Both would be best to run a 2-bit quant so everything can stay resident (article claims you could run a 4-bit quant with 4x RTX 6000 Ada, and while technically true it would mean a lot of the weights are streaming from DRAM, so it would be slow and impractical. You would need 8x RTX PRO 6000 to run 4 bit at a good speed).
This model quantizes unusually well: https://unsloth.ai/docs/models/glm-5.2#quantization-analysis
Can you really say you're running GLM 5.2 if its a 2 bit quant? It might be usable but the capabilities will definitely not be the same.
I do think it's going to get harder and harder to run bleeding-edge models; this is just the start of it.
It being hard for the average joe to run these at its fullest potential is unfortunate, but the important part is that _you can_ assuming you can acquire the resources.
I think that's going to be important for the sake of preserving privacy and freedom of information in the long run. We're seeing this play out right now with Anthropic originally playing the "safety" card for why they can't let everyone at Mythos and subsequently got on the US Gov't radar with access to Fable being pulled.
The next biggest milestone will be an open-weights challenger to Mythos. There'll be consequences to that, but I feel those are less worse than someone else deciding what you can and can't use a model for.

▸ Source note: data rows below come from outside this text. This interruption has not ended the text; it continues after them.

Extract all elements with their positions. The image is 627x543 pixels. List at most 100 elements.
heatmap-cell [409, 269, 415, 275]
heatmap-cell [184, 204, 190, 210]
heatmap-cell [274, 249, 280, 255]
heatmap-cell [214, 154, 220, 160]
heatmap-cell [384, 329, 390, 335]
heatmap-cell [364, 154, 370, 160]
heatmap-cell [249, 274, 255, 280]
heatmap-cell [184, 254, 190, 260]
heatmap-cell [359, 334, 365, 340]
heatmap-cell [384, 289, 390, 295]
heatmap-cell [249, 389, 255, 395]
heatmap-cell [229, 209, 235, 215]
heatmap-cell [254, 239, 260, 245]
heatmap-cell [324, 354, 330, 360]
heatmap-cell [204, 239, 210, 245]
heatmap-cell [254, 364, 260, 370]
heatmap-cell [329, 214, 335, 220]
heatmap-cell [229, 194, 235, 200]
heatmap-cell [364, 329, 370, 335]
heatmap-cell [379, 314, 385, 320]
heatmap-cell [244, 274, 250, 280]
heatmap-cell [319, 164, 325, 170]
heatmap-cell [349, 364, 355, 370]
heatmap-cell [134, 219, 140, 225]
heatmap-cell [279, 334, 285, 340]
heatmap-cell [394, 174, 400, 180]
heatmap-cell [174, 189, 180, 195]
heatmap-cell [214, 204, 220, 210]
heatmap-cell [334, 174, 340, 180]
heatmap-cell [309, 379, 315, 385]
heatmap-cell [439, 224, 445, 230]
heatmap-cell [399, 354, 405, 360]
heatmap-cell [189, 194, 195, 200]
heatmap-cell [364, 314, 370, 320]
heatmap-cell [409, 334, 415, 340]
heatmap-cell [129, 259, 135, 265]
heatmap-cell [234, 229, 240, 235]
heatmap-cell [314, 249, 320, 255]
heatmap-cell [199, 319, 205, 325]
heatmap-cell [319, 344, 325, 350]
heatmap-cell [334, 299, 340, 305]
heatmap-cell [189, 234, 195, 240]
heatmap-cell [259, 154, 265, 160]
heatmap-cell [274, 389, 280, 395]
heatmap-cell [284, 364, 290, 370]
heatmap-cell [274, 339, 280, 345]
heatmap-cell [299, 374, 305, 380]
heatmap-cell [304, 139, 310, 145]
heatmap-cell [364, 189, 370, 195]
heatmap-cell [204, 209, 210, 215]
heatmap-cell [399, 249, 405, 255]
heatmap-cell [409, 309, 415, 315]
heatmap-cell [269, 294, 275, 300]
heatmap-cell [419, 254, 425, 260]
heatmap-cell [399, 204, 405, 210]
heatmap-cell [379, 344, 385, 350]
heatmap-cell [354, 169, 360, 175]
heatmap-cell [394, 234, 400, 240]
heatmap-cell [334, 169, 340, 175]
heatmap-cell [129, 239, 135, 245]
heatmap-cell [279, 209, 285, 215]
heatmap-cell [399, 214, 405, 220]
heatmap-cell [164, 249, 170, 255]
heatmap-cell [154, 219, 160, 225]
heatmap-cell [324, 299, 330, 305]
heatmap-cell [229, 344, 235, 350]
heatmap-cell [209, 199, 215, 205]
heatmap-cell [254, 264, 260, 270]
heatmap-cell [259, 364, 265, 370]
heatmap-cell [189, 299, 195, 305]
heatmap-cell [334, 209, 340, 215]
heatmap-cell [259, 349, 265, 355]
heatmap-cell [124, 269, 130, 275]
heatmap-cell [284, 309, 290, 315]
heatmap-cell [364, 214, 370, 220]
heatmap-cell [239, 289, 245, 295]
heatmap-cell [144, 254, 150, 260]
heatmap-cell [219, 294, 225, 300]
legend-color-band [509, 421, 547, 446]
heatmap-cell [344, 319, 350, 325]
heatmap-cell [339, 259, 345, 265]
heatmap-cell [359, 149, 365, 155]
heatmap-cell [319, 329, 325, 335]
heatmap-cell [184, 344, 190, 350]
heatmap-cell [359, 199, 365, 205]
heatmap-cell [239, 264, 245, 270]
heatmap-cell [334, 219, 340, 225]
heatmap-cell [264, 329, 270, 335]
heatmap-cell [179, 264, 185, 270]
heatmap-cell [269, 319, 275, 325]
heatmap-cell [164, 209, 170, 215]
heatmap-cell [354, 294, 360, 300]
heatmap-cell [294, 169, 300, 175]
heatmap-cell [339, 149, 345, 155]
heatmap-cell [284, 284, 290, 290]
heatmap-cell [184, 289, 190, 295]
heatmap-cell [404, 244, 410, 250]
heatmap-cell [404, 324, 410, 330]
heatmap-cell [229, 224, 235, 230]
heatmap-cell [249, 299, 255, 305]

I think people overrate 'local' part of open Models vs private. With OpenAI my choice is 1. I have to use them, even if they decide to double the cost or work with govt to blow my country. My $5 server can't run GLM but I have choice from many providers based on my requirements of cost, data residency, political alignment.
Terrible zero value article, I am extremely surprised it is upvoted.
That being said Artificial Analysis just came out with a brand new benchmark where it scored between opus 4.8 and gpt-5.5 and well behind fable-5 so it's definitely frontier-ish https://x.com/ArtificialAnlys/status/2067744637155226101
Thats just stupid.
- Why should I run it on local hardware when there are already about a dozen US provider available?
- To compare the token usage per task with GLM 5.1 is worthless when GLM 5.1 is unable to do the task.
- Not even z.ai itself runs the model with BF16 weights.
- I couldn't care less how good the model is at drawing a pelican on a bicycle.
Pretty sure the article is fully written by LLM without editing at all. See all the — emdash sprinkled all over.
The 4 emdashes are in the headline, the introtext below the headline, in the author bio, and the site 's footer — all of them might have been inserted by the website editor, not the original author.